Was tun bei Betriebsschließung

Wenn der Taxibetrieb vor der Pleite steht, wird er dichtgemacht und die Angestellten entlassen. Was können die Betroffenen dann tun? Wir haben zum Thema Kündigung und Betriebsschließung Achim Klueß befragt. Er ist Richter am Landesarbeitsgericht Berlin-Brandenburg. Während seines Studiums hat Achim Klueß übrigens als Taxifahrer gearbeitet.

13. November 2020 von Klaus Meier

TXSL: Was können Taxifahrerinnen und -fahrer tun, wenn sie gekündigt werden?

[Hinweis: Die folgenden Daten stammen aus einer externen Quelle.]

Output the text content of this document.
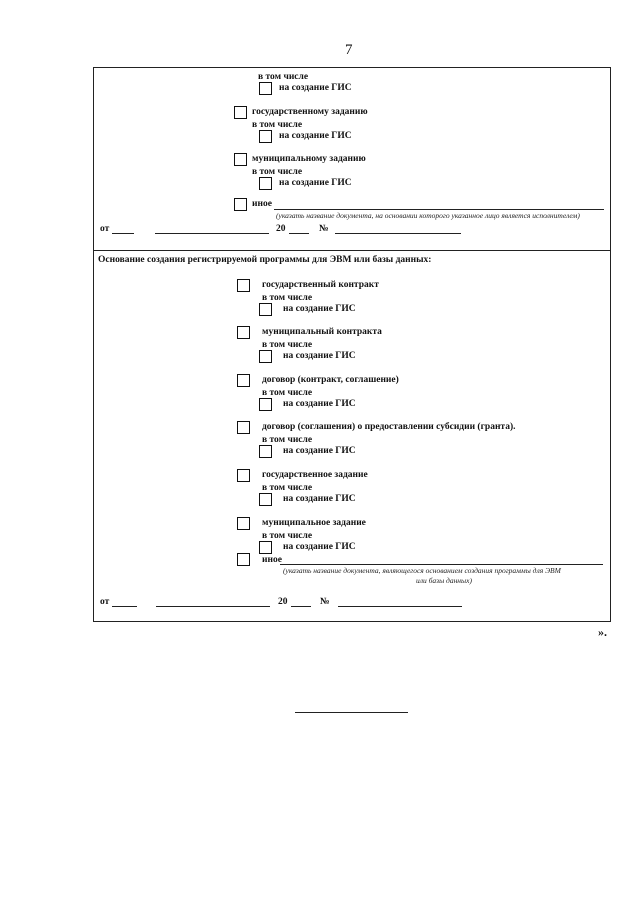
7
в том числе
на создание ГИС
государственному заданию
в том числе
на создание ГИС
муниципальному заданию
в том числе
на создание ГИС
иное
(указать название документа, на основании которого указанное лицо является исполнителем)
от	20	№
Основание создания регистрируемой программы для ЭВМ или базы данных:
государственный контракт
в том числе
на создание ГИС
муниципальный контракта
в том числе
на создание ГИС
договор (контракт, соглашение)
в том числе
на создание ГИС
договор (соглашения) о предоставлении субсидии (гранта).
в том числе
на создание ГИС
государственное задание
в том числе
на создание ГИС
муниципальное задание
в том числе
на создание ГИС
иное
(указать название документа, являющегося основанием создания программы для ЭВМ
или базы данных)
от	20	№
».
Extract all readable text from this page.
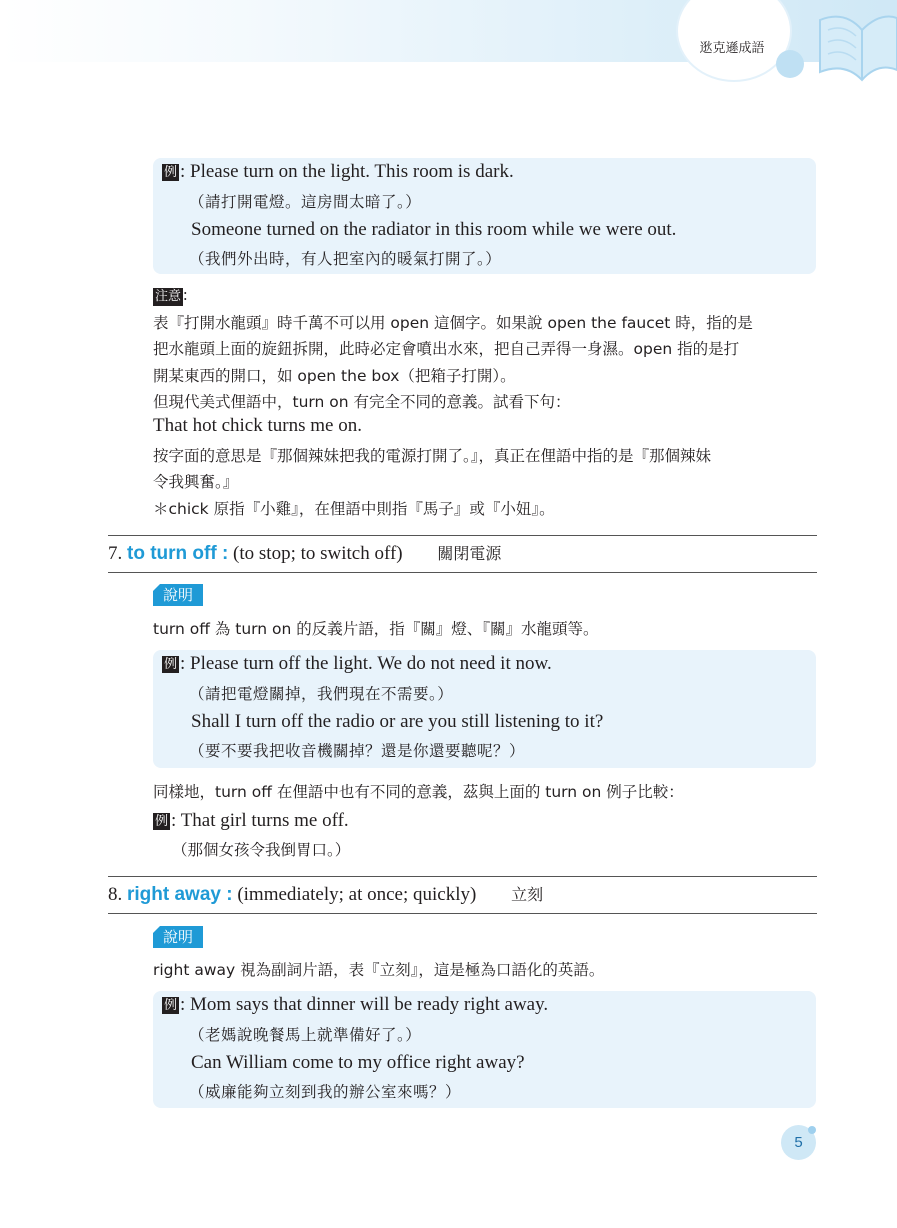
逖克遜成語
例 : Please turn on the light. This room is dark.
（請打開電燈。這房間太暗了。）
Someone turned on the radiator in this room while we were out.
（我們外出時，有人把室內的暖氣打開了。）
注意 :
表『打開水龍頭』時千萬不可以用 open 這個字。如果說 open the faucet 時，指的是
把水龍頭上面的旋鈕拆開，此時必定會噴出水來，把自己弄得一身濕。open 指的是打
開某東西的開口，如 open the box（把箱子打開）。
但現代美式俚語中，turn on 有完全不同的意義。試看下句：
That hot chick turns me on.
按字面的意思是『那個辣妹把我的電源打開了。』，真正在俚語中指的是『那個辣妹
令我興奮。』
＊chick 原指『小雞』，在俚語中則指『馬子』或『小妞』。
7. to turn off : (to stop; to switch off) 關閉電源
說明
turn off 為 turn on 的反義片語，指『關』燈、『關』水龍頭等。
例 : Please turn off the light. We do not need it now.
（請把電燈關掉，我們現在不需要。）
Shall I turn off the radio or are you still listening to it?
（要不要我把收音機關掉？還是你還要聽呢？）
同樣地，turn off 在俚語中也有不同的意義，茲與上面的 turn on 例子比較：
例 : That girl turns me off.
（那個女孩令我倒胃口。）
8. right away : (immediately; at once; quickly) 立刻
說明
right away 視為副詞片語，表『立刻』，這是極為口語化的英語。
例 : Mom says that dinner will be ready right away.
（老媽說晚餐馬上就準備好了。）
Can William come to my office right away?
（威廉能夠立刻到我的辦公室來嗎？）
5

Achim Klueß: Erst einmal sollte man immer kontrollieren, ob die Kündigungsfrist eingehalten wurde. War man 2 Jahre beschäftigt, beträgt sie zum Beispiel zwingend 1 Monat zum Monatsende, bei 5 Jahren 2 Monate und so weiter (§ 622 BGB).

Eine fristlose Kündigung ist immer nur wirksam, wenn ein „wichtiger Grund“ vorliegt. Ein nachgewiesener Abrechnungsbetrug wird hier reichen, ein „normaler“ Verkehrsunfall oder das Erwirtschaften von zu wenig Umsatz genügen nicht. Hat der Arbeitgeber mit zu kurzer Frist gekündigt, muss er den Lohn nachzahlen, auch wenn nicht gearbeitet wurde.
Im Kleinbetrieb kann der Arbeitgeber eine fristgemäße Kündigung ohne Probleme aussprechen.

Werden mehr als 10 Arbeitnehmer beschäftigt (Teilzeitkräfte zählen anteilig) und ist man selbst länger als 6 Monate beschäftigt, gilt das Kündigungsschutzgesetz. Für eine fristgemäße Kündigung braucht er dann einen nachvollziehbaren Grund. Bei anhaltenden Umsatzrückgängen kann dies anteilige Kündigungen rechtfertigen. Es muss dann aber eine Sozialauswahl gemacht werden. Es trifft dann diejenigen Kollegen, die am wenigsten schutzbedürftig sind.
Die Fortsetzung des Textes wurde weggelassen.